Materials and methods: Evidence has accumulated highlighting the role of the environment and of its relationships with the genome in the etiology of this abnormality. In particular, the interaction between some chemicals, which are able to mimic endogenous molecules such as sexual hormones--for this reason called endocrine disrupting compounds (EDC)--and specific receptors has been extensively investigated during the pregnancy. Additionally, several articles have shown that parental and gestational factors play a significant role too. Indeed, physiological alterations, such as body weight of the mother and/or of the newborn, mother's diabetes, impaired father fertility, and exposure of one parent to job-related pollutants, show in many cases a direct correlation with hypospadias incidence. The overall prevalence of this condition has been studied in many countries, suggesting that at least in some periods and/or in specific populations there are detectable fluctuations, probably mirroring the different natural environments. However, many articles present data that do not agree with these findings and, consequently, most causes of hypospadias are still highly debated.
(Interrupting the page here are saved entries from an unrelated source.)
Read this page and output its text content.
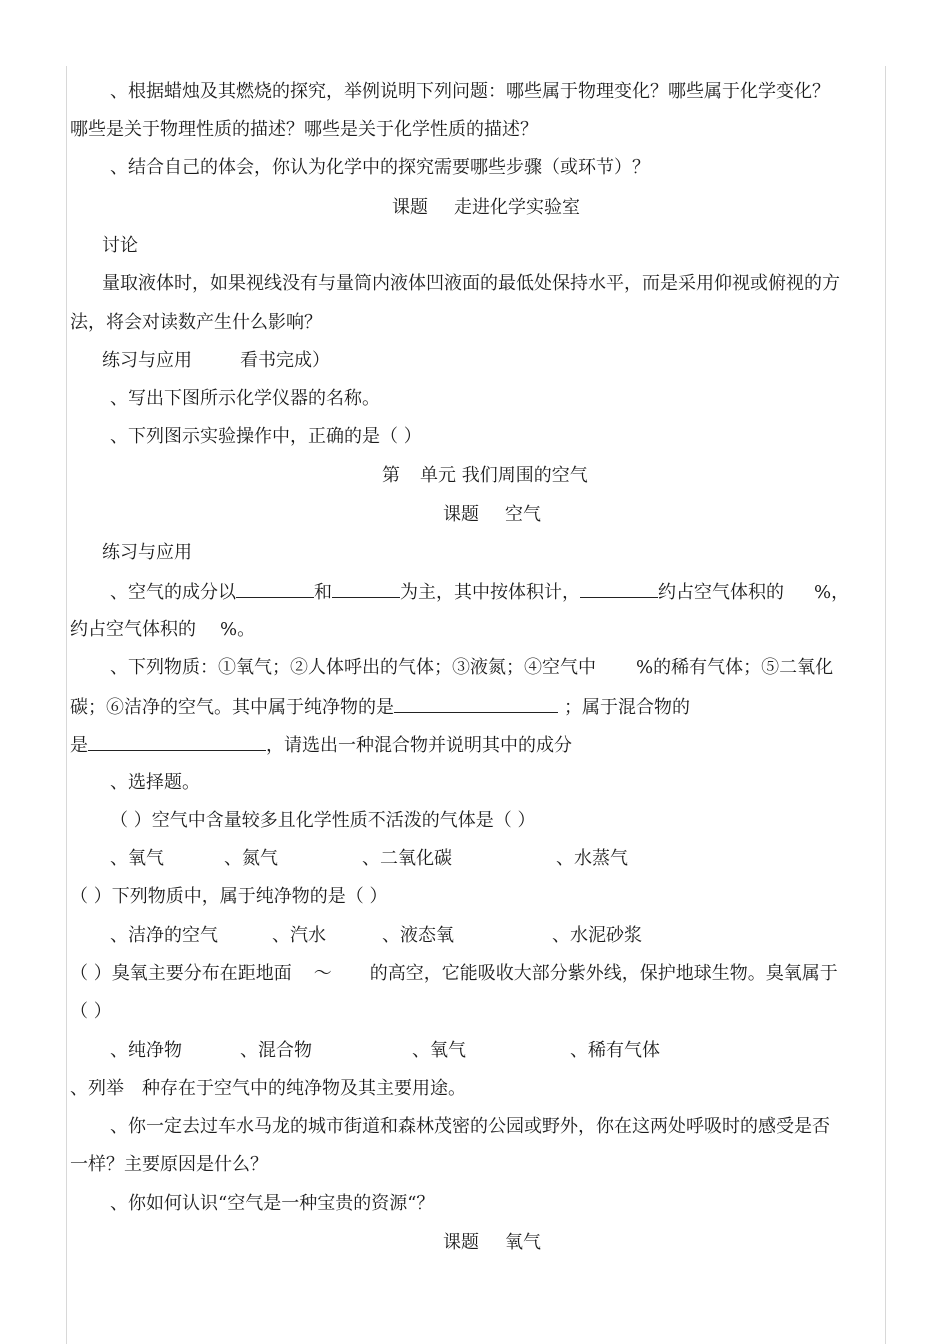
、根据蜡烛及其燃烧的探究，举例说明下列问题：哪些属于物理变化？哪些属于化学变化？
哪些是关于物理性质的描述？哪些是关于化学性质的描述？
、结合自己的体会，你认为化学中的探究需要哪些步骤（或环节）？
课题 走进化学实验室
讨论
量取液体时，如果视线没有与量筒内液体凹液面的最低处保持水平，而是采用仰视或俯视的方
法，将会对读数产生什么影响？
练习与应用	看书完成）
、写出下图所示化学仪器的名称。
、下列图示实验操作中，正确的是（ ）
第 单元 我们周围的空气
课题 空气
练习与应用
、空气的成分以	和	为主，其中按体积计，	约占空气体积的 %，
约占空气体积的 %。
、下列物质：①氧气；②人体呼出的气体；③液氮；④空气中 %的稀有气体；⑤二氧化
碳；⑥洁净的空气。其中属于纯净物的是	；属于混合物的
是	，请选出一种混合物并说明其中的成分
、选择题。
（ ）空气中含量较多且化学性质不活泼的气体是（ ）
、氧气	、氮气	、二氧化碳	、水蒸气
（ ）下列物质中，属于纯净物的是（ ）
、洁净的空气	、汽水	、液态氧	、水泥砂浆
（ ）臭氧主要分布在距地面 ～ 的高空，它能吸收大部分紫外线，保护地球生物。臭氧属于
（ ）
、纯净物	、混合物	、氧气	、稀有气体
、列举 种存在于空气中的纯净物及其主要用途。
、你一定去过车水马龙的城市街道和森林茂密的公园或野外，你在这两处呼吸时的感受是否
一样？主要原因是什么？
、你如何认识“空气是一种宝贵的资源“？
课题 氧气
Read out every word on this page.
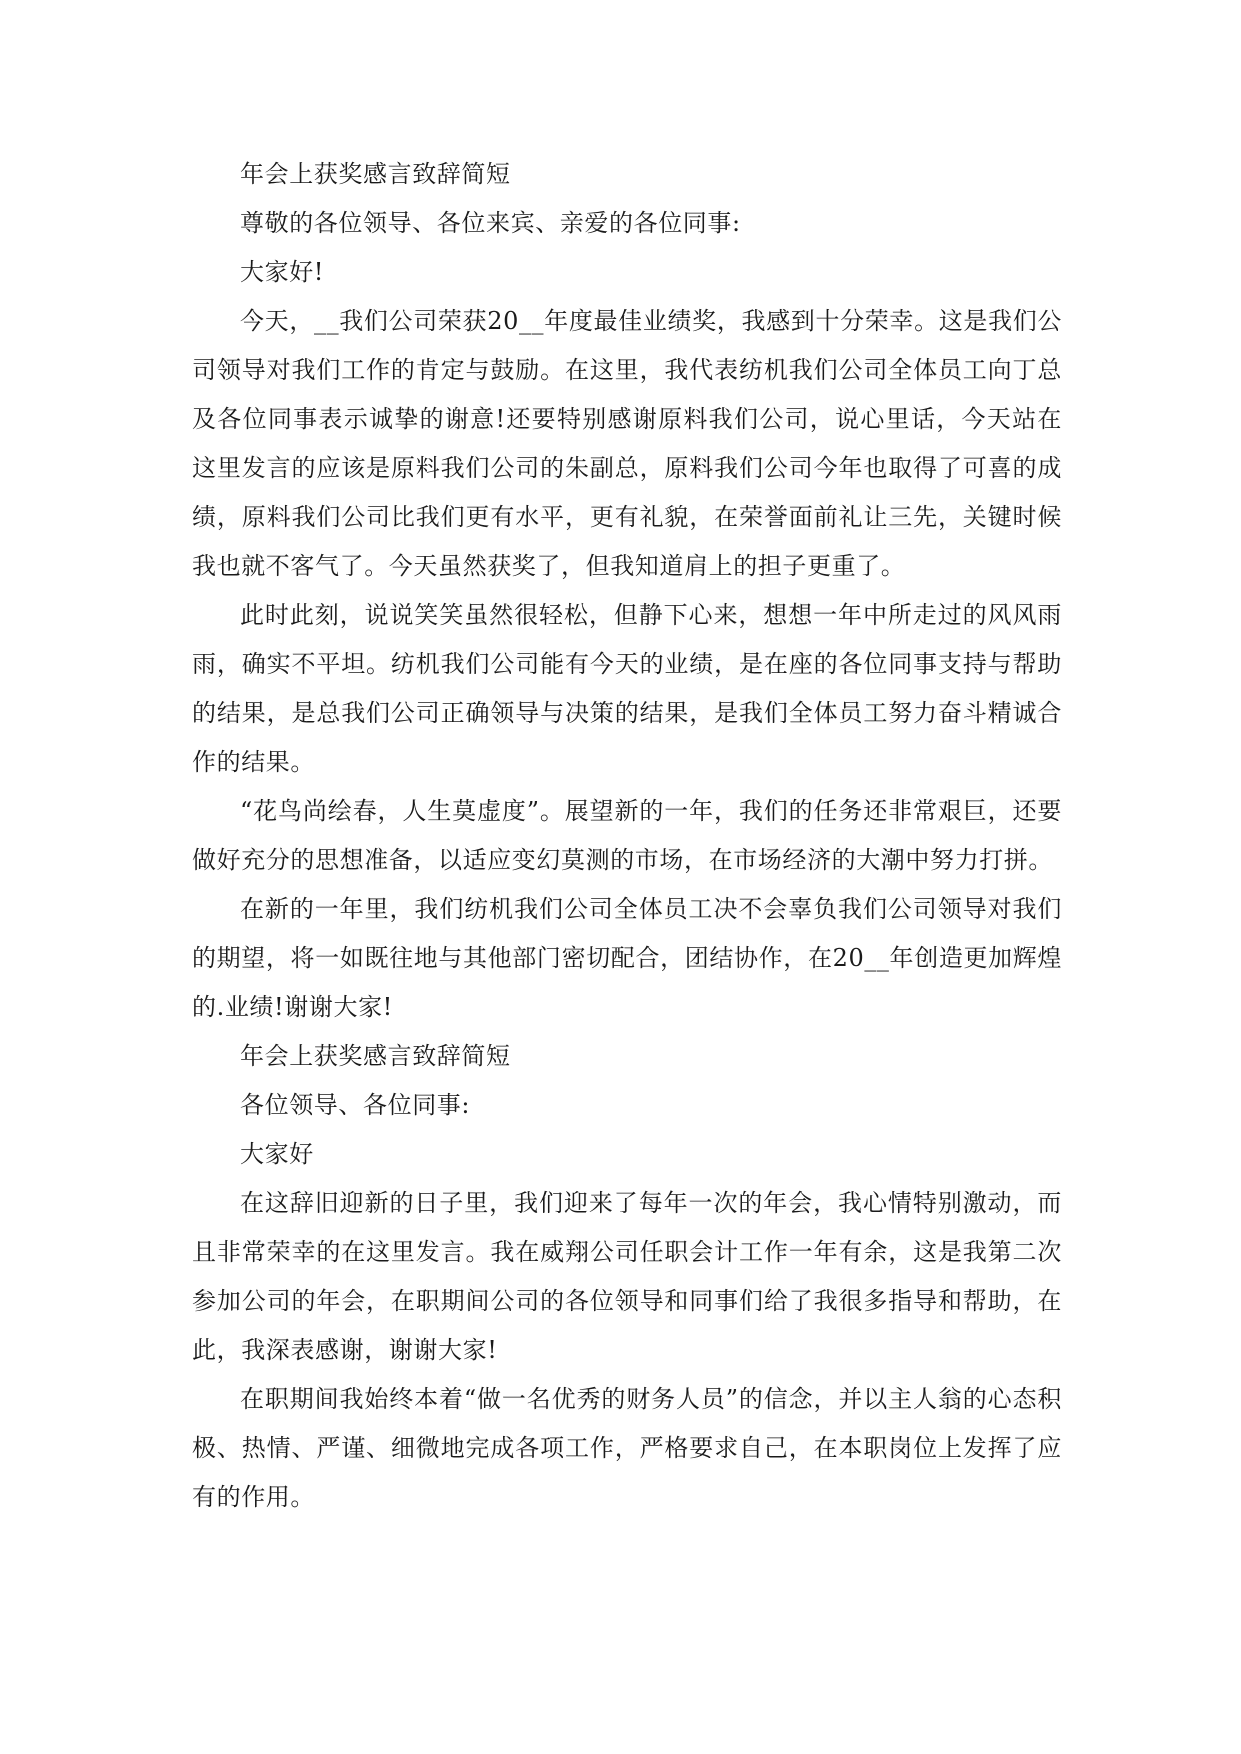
年会上获奖感言致辞简短

尊敬的各位领导、各位来宾、亲爱的各位同事:

大家好!

今天，__我们公司荣获20__年度最佳业绩奖，我感到十分荣幸。这是我们公司领导对我们工作的肯定与鼓励。在这里，我代表纺机我们公司全体员工向丁总及各位同事表示诚挚的谢意!还要特别感谢原料我们公司，说心里话，今天站在这里发言的应该是原料我们公司的朱副总，原料我们公司今年也取得了可喜的成绩，原料我们公司比我们更有水平，更有礼貌，在荣誉面前礼让三先，关键时候我也就不客气了。今天虽然获奖了，但我知道肩上的担子更重了。

此时此刻，说说笑笑虽然很轻松，但静下心来，想想一年中所走过的风风雨雨，确实不平坦。纺机我们公司能有今天的业绩，是在座的各位同事支持与帮助的结果，是总我们公司正确领导与决策的结果，是我们全体员工努力奋斗精诚合作的结果。

“花鸟尚绘春，人生莫虚度”。展望新的一年，我们的任务还非常艰巨，还要做好充分的思想准备，以适应变幻莫测的市场，在市场经济的大潮中努力打拼。

在新的一年里，我们纺机我们公司全体员工决不会辜负我们公司领导对我们的期望，将一如既往地与其他部门密切配合，团结协作，在20__年创造更加辉煌的.业绩!谢谢大家!

年会上获奖感言致辞简短

各位领导、各位同事:

大家好

在这辞旧迎新的日子里，我们迎来了每年一次的年会，我心情特别激动，而且非常荣幸的在这里发言。我在威翔公司任职会计工作一年有余，这是我第二次参加公司的年会，在职期间公司的各位领导和同事们给了我很多指导和帮助，在此，我深表感谢，谢谢大家!

在职期间我始终本着“做一名优秀的财务人员”的信念，并以主人翁的心态积极、热情、严谨、细微地完成各项工作，严格要求自己，在本职岗位上发挥了应有的作用。
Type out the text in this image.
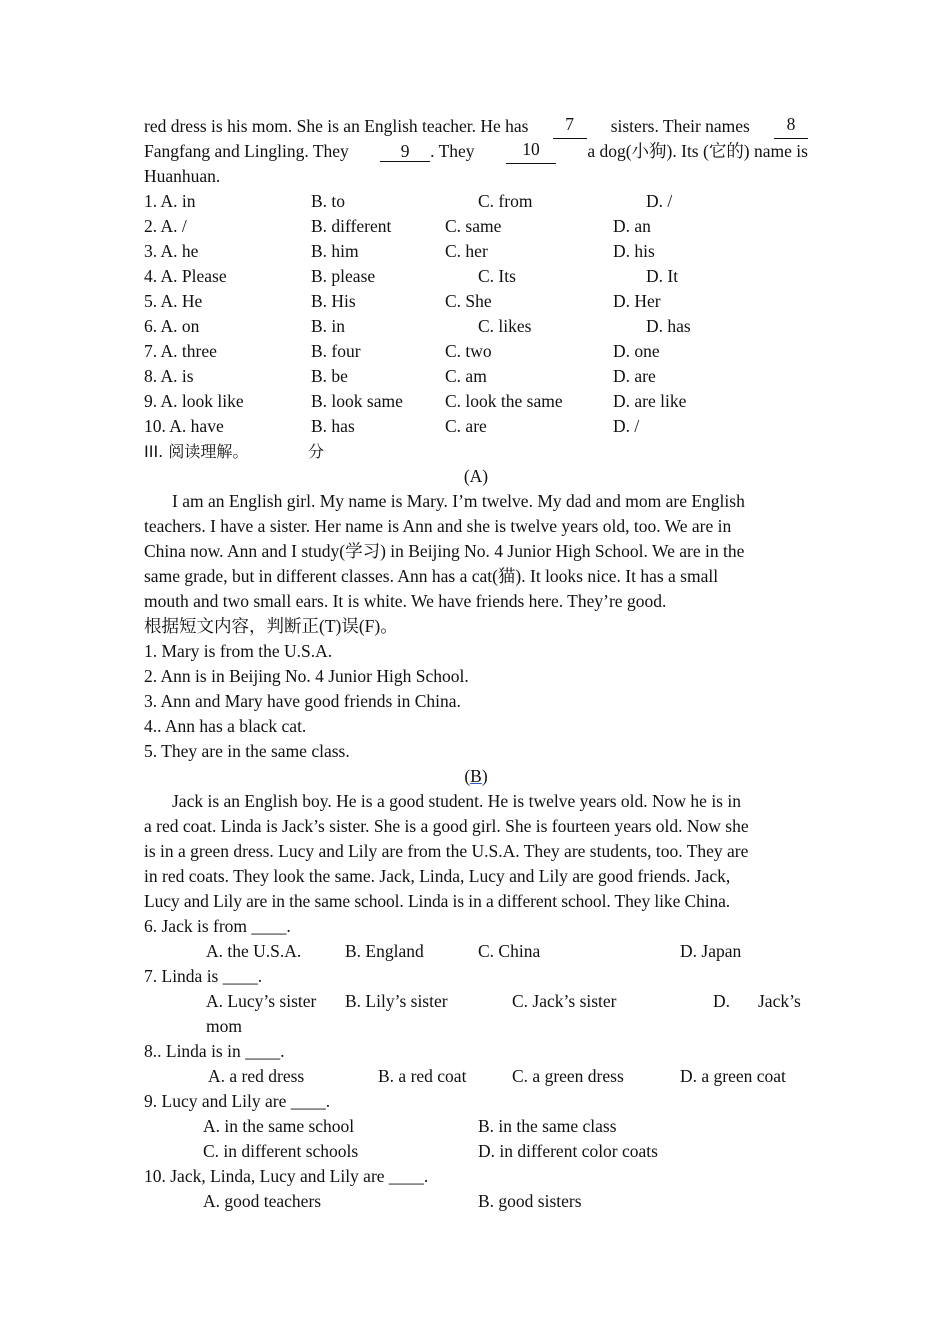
red dress is his mom. She is an English teacher. He has	7	sisters. Their names	8
Fangfang and Lingling. They	9 . They	10	a dog(小狗). Its (它的) name is
Huanhuan.
1. A. in	B. to	C. from	D. /
2. A. /	B. different	C. same	D. an
3. A. he	B. him	C. her	D. his
4. A. Please	B. please	C. Its	D. It
5. A. He	B. His	C. She	D. Her
6. A. on	B. in	C. likes	D. has
7. A. three	B. four	C. two	D. one
8. A. is	B. be	C. am	D. are
9. A. look like	B. look same C. look the same	D. are like
10. A. have	B. has	C. are	D. /
III. 阅读理解。	分
(A)
I am an English girl. My name is Mary. I’m twelve. My dad and mom are English
teachers. I have a sister. Her name is Ann and she is twelve years old, too. We are in
China now. Ann and I study(学习) in Beijing No. 4 Junior High School. We are in the
same grade, but in different classes. Ann has a cat(猫). It looks nice. It has a small
mouth and two small ears. It is white. We have friends here. They’re good.
根据短文内容，判断正(T)误(F)。
1. Mary is from the U.S.A.
2. Ann is in Beijing No. 4 Junior High School.
3. Ann and Mary have good friends in China.
4.. Ann has a black cat.
5. They are in the same class.
(B)
Jack is an English boy. He is a good student. He is twelve years old. Now he is in
a red coat. Linda is Jack’s sister. She is a good girl. She is fourteen years old. Now she
is in a green dress. Lucy and Lily are from the U.S.A. They are students, too. They are
in red coats. They look the same. Jack, Linda, Lucy and Lily are good friends. Jack,
Lucy and Lily are in the same school. Linda is in a different school. They like China.
6. Jack is from ____.
A. the U.S.A. B. England	C. China	D. Japan
7. Linda is ____.
A. Lucy’s sister B. Lily’s sister	C. Jack’s sister	D. Jack’s
mom
8.. Linda is in ____.
A. a red dress	B. a red coat	C. a green dress	D. a green coat
9. Lucy and Lily are ____.
A. in the same school	B. in the same class
C. in different schools	D. in different color coats
10. Jack, Linda, Lucy and Lily are ____.
A. good teachers	B. good sisters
Results: In this review, we summarize the developmental steps involved in urogenital tract formation, with a particular emphasis on the genes that most frequently are associated with this condition, or that are subject to environmental stress, or that may be the targets of hormone-like, exogenous molecules. Then, we make an overview of the identified factors able to impair the function of important genes, even in the absence of their mutations, including those for which contradictory reports have been published. Finally, we propose an explanation of sporadic cases of hypospadias that reconciles these contradictions and suggest some steps for moving forward in the research focused on this condition.
Conclusion: We hypothesize that most patients develop hypospadias because of gene-environment interactions acting on polymorphic genes that, in the absence of environmental stimuli, would otherwise cause no developmental anomaly during urogenital development.
Keywords: Disorders of sex development; Genetic polymorphisms; Gene–environment interaction.